Basic Approach Toward Corporate Governance

Based on the Group Mission Statement of contributing to the realization of a safe and affluent society through our creative technologies and innovative products, the Group formulated a basic policy of ensuring the transparency and fairness of management and further enhancing the corporate governance system, thereby realizing sustainable corporate growth and medium-to₋long-term enhancement of corporate value. As a company with a Board of Auditors, Osaka Soda has established a system to enhance corporate governance and increase its effectiveness through a management system that makes appropriate supervision possible with directors undertaking accurate decision making and executive officers implementing operations.

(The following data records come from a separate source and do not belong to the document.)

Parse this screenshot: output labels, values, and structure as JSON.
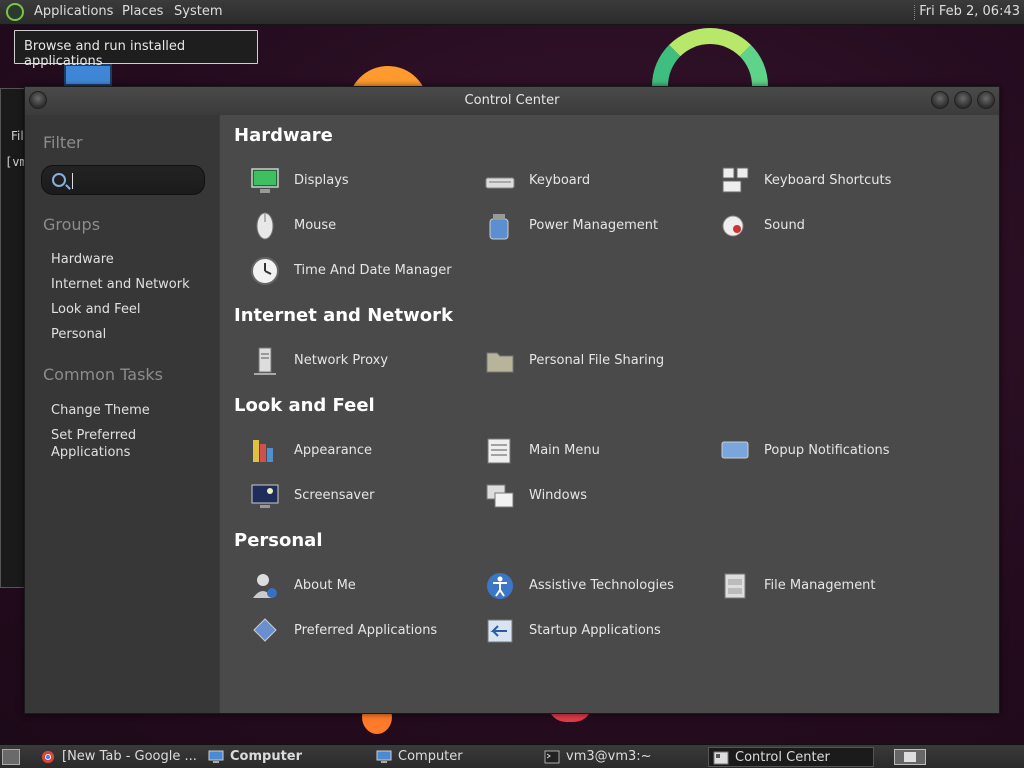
{
  "top_panel": {
    "menus": [
      "Applications",
      "Places",
      "System"
    ],
    "clock": "Fri Feb  2, 06:43"
  },
  "tooltip": "Browse and run installed applications",
  "bg_window": {
    "menu_fragment": "Fil",
    "terminal_fragment": "[vm"
  },
  "window": {
    "title": "Control Center"
  },
  "sidebar": {
    "filter_heading": "Filter",
    "search_placeholder": "",
    "groups_heading": "Groups",
    "groups": [
      "Hardware",
      "Internet and Network",
      "Look and Feel",
      "Personal"
    ],
    "tasks_heading": "Common Tasks",
    "tasks": [
      "Change Theme",
      "Set Preferred Applications"
    ]
  },
  "sections": [
    {
      "title": "Hardware",
      "items": [
        {
          "label": "Displays",
          "icon": "display-icon"
        },
        {
          "label": "Keyboard",
          "icon": "keyboard-icon"
        },
        {
          "label": "Keyboard Shortcuts",
          "icon": "keyboard-shortcuts-icon"
        },
        {
          "label": "Mouse",
          "icon": "mouse-icon"
        },
        {
          "label": "Power Management",
          "icon": "power-management-icon"
        },
        {
          "label": "Sound",
          "icon": "sound-icon"
        },
        {
          "label": "Time And Date Manager",
          "icon": "clock-icon"
        }
      ]
    },
    {
      "title": "Internet and Network",
      "items": [
        {
          "label": "Network Proxy",
          "icon": "network-proxy-icon"
        },
        {
          "label": "Personal File Sharing",
          "icon": "folder-share-icon"
        }
      ]
    },
    {
      "title": "Look and Feel",
      "items": [
        {
          "label": "Appearance",
          "icon": "appearance-icon"
        },
        {
          "label": "Main Menu",
          "icon": "main-menu-icon"
        },
        {
          "label": "Popup Notifications",
          "icon": "notification-icon"
        },
        {
          "label": "Screensaver",
          "icon": "screensaver-icon"
        },
        {
          "label": "Windows",
          "icon": "windows-icon"
        }
      ]
    },
    {
      "title": "Personal",
      "items": [
        {
          "label": "About Me",
          "icon": "about-me-icon"
        },
        {
          "label": "Assistive Technologies",
          "icon": "accessibility-icon"
        },
        {
          "label": "File Management",
          "icon": "file-management-icon"
        },
        {
          "label": "Preferred Applications",
          "icon": "preferred-apps-icon"
        },
        {
          "label": "Startup Applications",
          "icon": "startup-apps-icon"
        }
      ]
    }
  ],
  "taskbar": [
    {
      "label": "[New Tab - Google ...",
      "icon": "chrome-icon",
      "active": false
    },
    {
      "label": "Computer",
      "icon": "computer-icon",
      "active": false,
      "bold": true
    },
    {
      "label": "Computer",
      "icon": "computer-icon",
      "active": false
    },
    {
      "label": "vm3@vm3:~",
      "icon": "terminal-icon",
      "active": false
    },
    {
      "label": "Control Center",
      "icon": "control-center-icon",
      "active": true
    }
  ]
}
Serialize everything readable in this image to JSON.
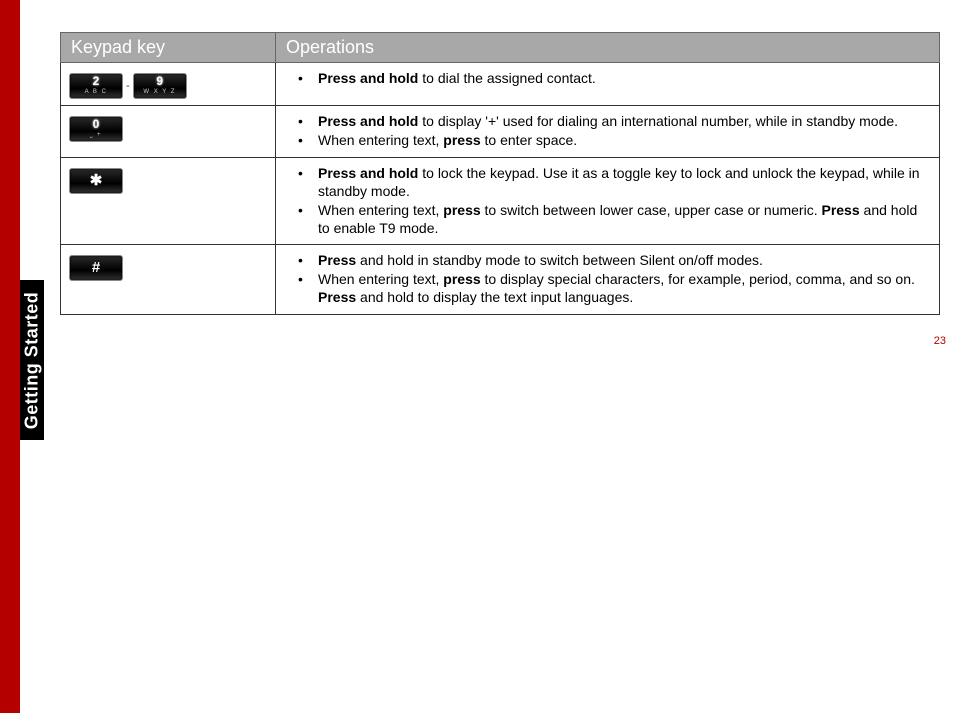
{
  "sidebar": {
    "label": "Getting Started"
  },
  "page_number": "23",
  "table": {
    "headers": [
      "Keypad key",
      "Operations"
    ],
    "rows": [
      {
        "key_type": "range_2_9",
        "key_a_num": "2",
        "key_a_sub": "A B C",
        "key_b_num": "9",
        "key_b_sub": "W X Y Z",
        "key_dash": "-",
        "ops": [
          {
            "segments": [
              {
                "t": "Press and hold",
                "b": true
              },
              {
                "t": " to dial the assigned contact.",
                "b": false
              }
            ]
          }
        ]
      },
      {
        "key_type": "zero",
        "key_num": "0",
        "key_sub": "⎵  +",
        "ops": [
          {
            "segments": [
              {
                "t": "Press and hold",
                "b": true
              },
              {
                "t": " to display '+' used for dialing an international number, while in standby mode.",
                "b": false
              }
            ]
          },
          {
            "segments": [
              {
                "t": "When entering text, ",
                "b": false
              },
              {
                "t": "press",
                "b": true
              },
              {
                "t": " to enter space.",
                "b": false
              }
            ]
          }
        ]
      },
      {
        "key_type": "star",
        "key_sym": "✱",
        "ops": [
          {
            "segments": [
              {
                "t": "Press and hold",
                "b": true
              },
              {
                "t": " to lock the keypad. Use it as a toggle key to lock and unlock the keypad, while in standby mode.",
                "b": false
              }
            ]
          },
          {
            "segments": [
              {
                "t": "When entering text, ",
                "b": false
              },
              {
                "t": "press",
                "b": true
              },
              {
                "t": " to switch between lower case, upper case or numeric. ",
                "b": false
              },
              {
                "t": "Press",
                "b": true
              },
              {
                "t": " and hold to enable T9 mode.",
                "b": false
              }
            ]
          }
        ]
      },
      {
        "key_type": "hash",
        "key_sym": "#",
        "ops": [
          {
            "segments": [
              {
                "t": "Press",
                "b": true
              },
              {
                "t": " and hold in standby mode to switch between Silent on/off modes.",
                "b": false
              }
            ]
          },
          {
            "segments": [
              {
                "t": "When entering text, ",
                "b": false
              },
              {
                "t": "press",
                "b": true
              },
              {
                "t": " to display special characters, for example, period, comma, and so on. ",
                "b": false
              },
              {
                "t": "Press",
                "b": true
              },
              {
                "t": " and hold to display the text input languages.",
                "b": false
              }
            ]
          }
        ]
      }
    ]
  }
}
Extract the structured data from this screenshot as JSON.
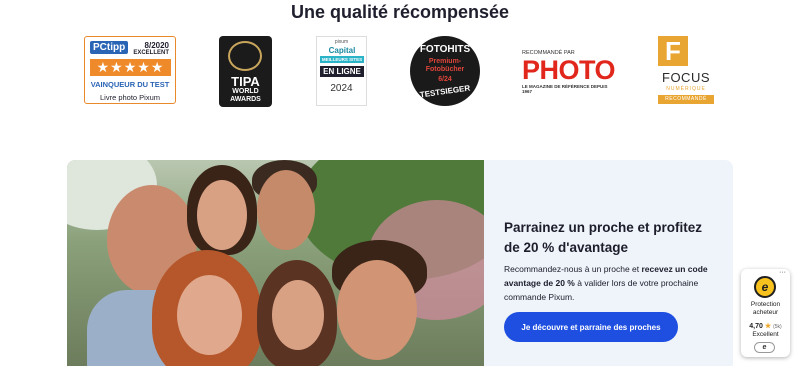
{
  "heading": "Une qualité récompensée",
  "awards": {
    "pctipp": {
      "logo": "PCtipp",
      "date": "8/2020",
      "grade": "EXCELLENT",
      "stars": "★★★★★",
      "winner": "VAINQUEUR DU TEST",
      "product": "Livre photo Pixum"
    },
    "tipa": {
      "title": "TIPA",
      "subtitle_1": "WORLD",
      "subtitle_2": "AWARDS"
    },
    "capital": {
      "brand": "pixum",
      "magazine": "Capital",
      "ribbon": "MEILLEURS SITES",
      "label": "EN LIGNE",
      "year": "2024"
    },
    "fotohits": {
      "title": "FOTOHITS",
      "category": "Premium-Fotobücher",
      "issue": "6/24",
      "badge": "TESTSIEGER"
    },
    "photo_mag": {
      "recommended": "RECOMMANDÉ PAR",
      "title": "PHOTO",
      "tagline": "LE MAGAZINE DE RÉFÉRENCE DEPUIS 1967"
    },
    "focus": {
      "letter": "F",
      "title": "FOCUS",
      "subtitle": "NUMÉRIQUE",
      "badge": "RECOMMANDÉ"
    }
  },
  "referral": {
    "title": "Parrainez un proche et profitez de 20 % d'avantage",
    "text_1": "Recommandez-nous à un proche et ",
    "text_bold": "recevez un code avantage de 20 %",
    "text_2": " à valider lors de votre prochaine commande Pixum.",
    "cta_label": "Je découvre et parraine des proches"
  },
  "trusted_shops": {
    "menu": "···",
    "seal_letter": "e",
    "protection_line_1": "Protection",
    "protection_line_2": "acheteur",
    "rating": "4,70",
    "star": "★",
    "rating_count": "(5k)",
    "level": "Excellent",
    "mini_seal": "e"
  },
  "colors": {
    "accent_blue": "#1f4fe0",
    "card_bg": "#eef4fa",
    "pctipp_orange": "#ef8a2a",
    "photo_red": "#e1261c",
    "focus_gold": "#e9a531"
  }
}
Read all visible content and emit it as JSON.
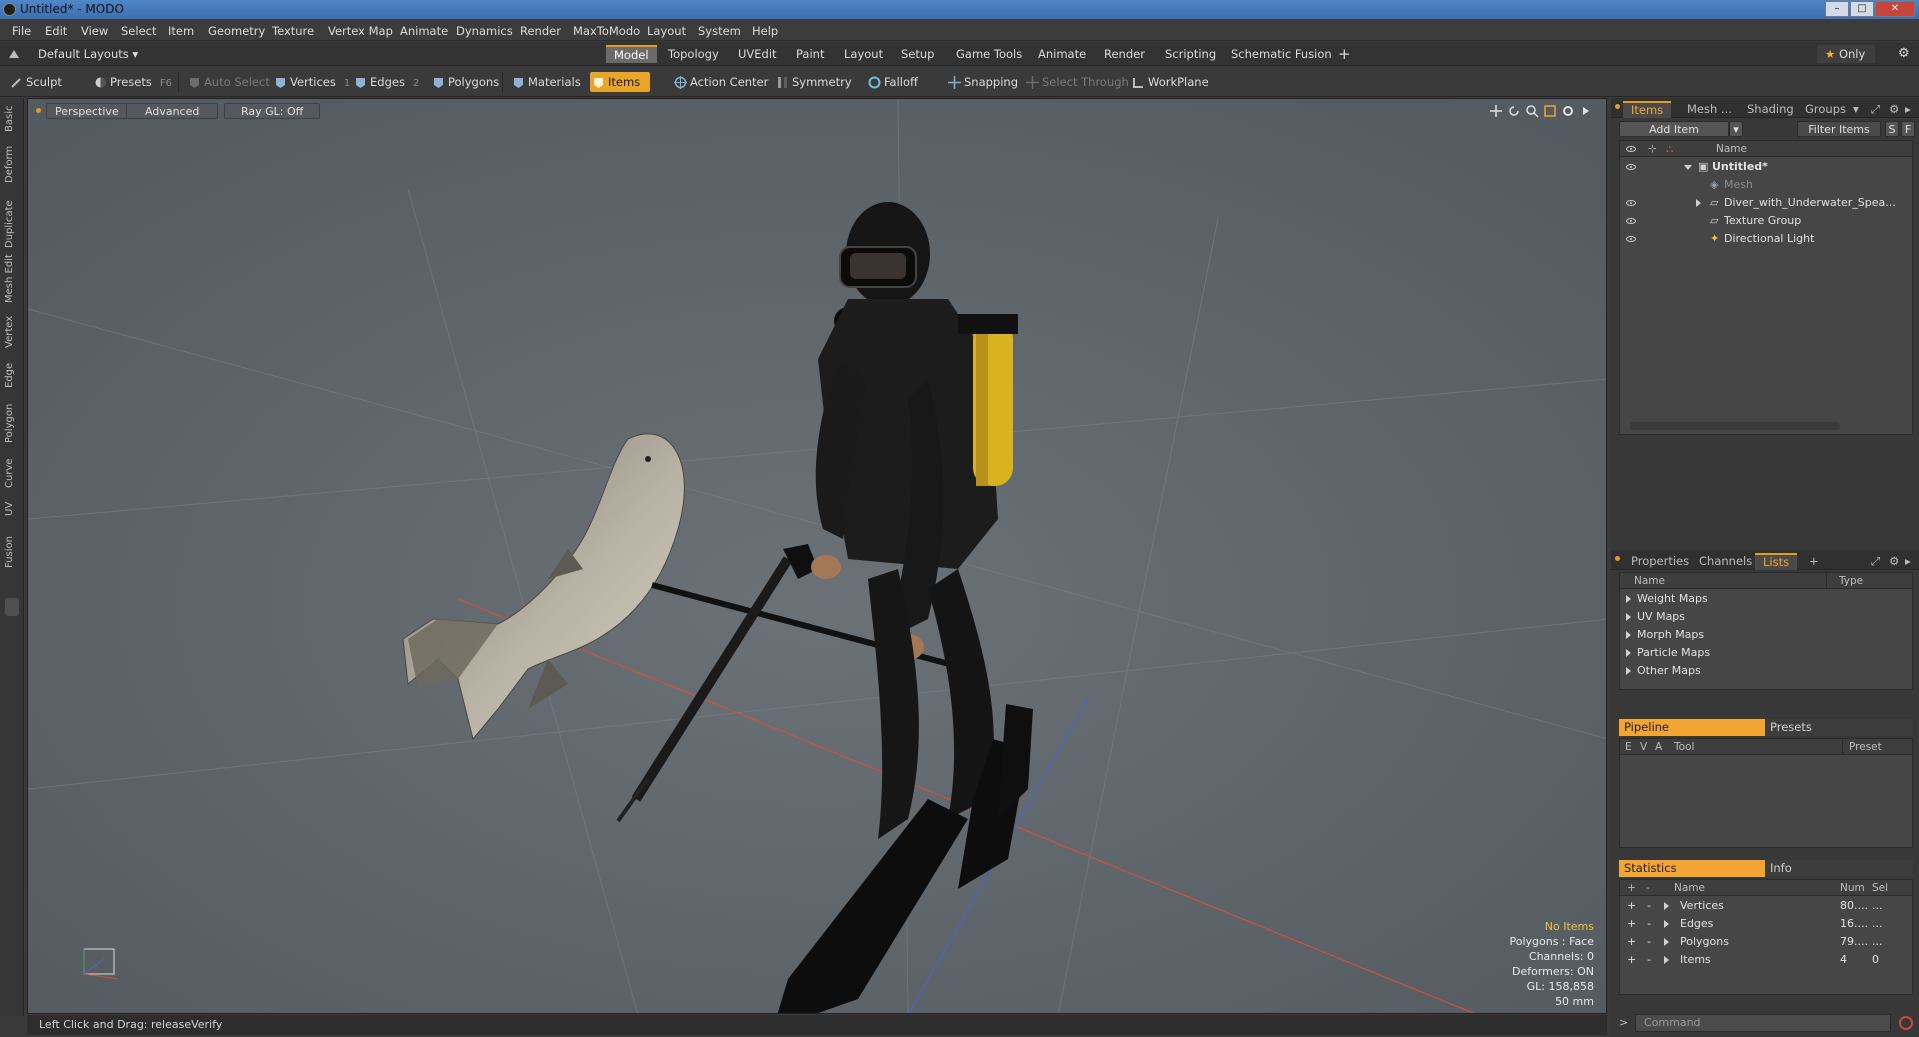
{
  "window": {
    "title": "Untitled* - MODO"
  },
  "menubar": [
    "File",
    "Edit",
    "View",
    "Select",
    "Item",
    "Geometry",
    "Texture",
    "Vertex Map",
    "Animate",
    "Dynamics",
    "Render",
    "MaxToModo",
    "Layout",
    "System",
    "Help"
  ],
  "layoutbar": {
    "layout_dropdown": "Default Layouts",
    "tabs": [
      "Model",
      "Topology",
      "UVEdit",
      "Paint",
      "Layout",
      "Setup",
      "Game Tools",
      "Animate",
      "Render",
      "Scripting",
      "Schematic Fusion"
    ],
    "active_tab": "Model",
    "add_tab": "+",
    "only_label": "Only"
  },
  "toolbar": {
    "sculpt": "Sculpt",
    "presets": "Presets",
    "presets_key": "F6",
    "auto_select": "Auto Select",
    "vertices": "Vertices",
    "vertices_key": "1",
    "edges": "Edges",
    "edges_key": "2",
    "polygons": "Polygons",
    "materials": "Materials",
    "items": "Items",
    "action_center": "Action Center",
    "symmetry": "Symmetry",
    "falloff": "Falloff",
    "snapping": "Snapping",
    "select_through": "Select Through",
    "workplane": "WorkPlane"
  },
  "left_strip": [
    "Basic",
    "Deform",
    "Duplicate",
    "Mesh Edit",
    "Vertex",
    "Edge",
    "Polygon",
    "Curve",
    "UV",
    "Fusion"
  ],
  "viewport": {
    "view_mode": "Perspective",
    "shading": "Advanced",
    "raygl": "Ray GL: Off",
    "info": {
      "no_items": "No Items",
      "polygons": "Polygons : Face",
      "channels": "Channels: 0",
      "deformers": "Deformers: ON",
      "gl": "GL: 158,858",
      "scale": "50 mm"
    }
  },
  "statusbar": {
    "text": "Left Click and Drag:   releaseVerify"
  },
  "items_panel": {
    "tabs": [
      "Items",
      "Mesh ...",
      "Shading",
      "Groups"
    ],
    "active_tab": "Items",
    "add_item": "Add Item",
    "filter": "Filter Items",
    "s_btn": "S",
    "f_btn": "F",
    "name_header": "Name",
    "tree": [
      {
        "label": "Untitled*",
        "level": 0,
        "expanded": true,
        "bold": true
      },
      {
        "label": "Mesh",
        "level": 1,
        "expanded": false,
        "dim": true
      },
      {
        "label": "Diver_with_Underwater_Spea...",
        "level": 1,
        "expanded": false
      },
      {
        "label": "Texture Group",
        "level": 1,
        "expanded": false
      },
      {
        "label": "Directional Light",
        "level": 1,
        "expanded": false
      }
    ]
  },
  "lists_panel": {
    "tabs": [
      "Properties",
      "Channels",
      "Lists"
    ],
    "active_tab": "Lists",
    "add": "+",
    "columns": [
      "Name",
      "Type"
    ],
    "rows": [
      "Weight Maps",
      "UV Maps",
      "Morph Maps",
      "Particle Maps",
      "Other Maps"
    ]
  },
  "pipeline_panel": {
    "tabs": [
      "Pipeline",
      "Presets"
    ],
    "columns": [
      "E",
      "V",
      "A",
      "Tool",
      "Preset"
    ]
  },
  "stats_panel": {
    "tabs": [
      "Statistics",
      "Info"
    ],
    "columns": [
      "+",
      "-",
      "Name",
      "Num",
      "Sel"
    ],
    "rows": [
      {
        "name": "Vertices",
        "num": "80....",
        "sel": "..."
      },
      {
        "name": "Edges",
        "num": "16....",
        "sel": "..."
      },
      {
        "name": "Polygons",
        "num": "79....",
        "sel": "..."
      },
      {
        "name": "Items",
        "num": "4",
        "sel": "0"
      }
    ]
  },
  "command": {
    "placeholder": "Command"
  },
  "colors": {
    "accent": "#e9a42b",
    "viewport_bg": "#5d656c",
    "panel": "#383838"
  }
}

Corporate governance and internal control systems diagram

Board of Directors

In addition to taking up important matters in line with the rules of procedure for the Board of Directors, the Board of Directors deliberates on the progress of business performance and examines actions to be taken. Osaka Soda has made the term of office for directors one year and introduced an executive officer system that allocates management decision-making and executive oversight functions to the Board of Directors and the implementation of operations to executive officers, the goal of which is to implement efficient corporate management and clarify responsibility.

Management Committee

Composed mainly of directors, the Management Committee is an advisory body for the Representative Director. The Committee deliberates important issues in the performance of the duties of the directors, forming a structure under which decision making by the Representative Director is understood and implemented accurately.

Board of Auditors

The Board of Auditors actively participates in important in-house meetings, including Board of Directors meetings, which makes it possible for the board to properly supervise the execution of duties by directors.

Nomination and Compensation Committee

The Nomination and Compensation Committee is a voluntary advisory body to the Board of Directors, and a majority of its members are independent outside directors. The committee was established to further reinforce corporate governance by strengthening not only the independence and objectivity of Board of Directors functions related to the nomination and compensation of directors, executive officers, and similar parties, but also accountability and fostering the next-generation management resources.

Sustainability Committee

The Sustainability Committee, an organization under the Board of Directors, formulates sustainability policies, strategies, and measures, as well as ascertains the state of achieving the four material issues and manages progress. The committee, which the President and CEO serves as the chair of and the General Manager of the Administration Division serves as the vice chair of, is composed of representatives of the production divisions, business divisions, corporate divisions, and Group companies. Auditors participate as observers.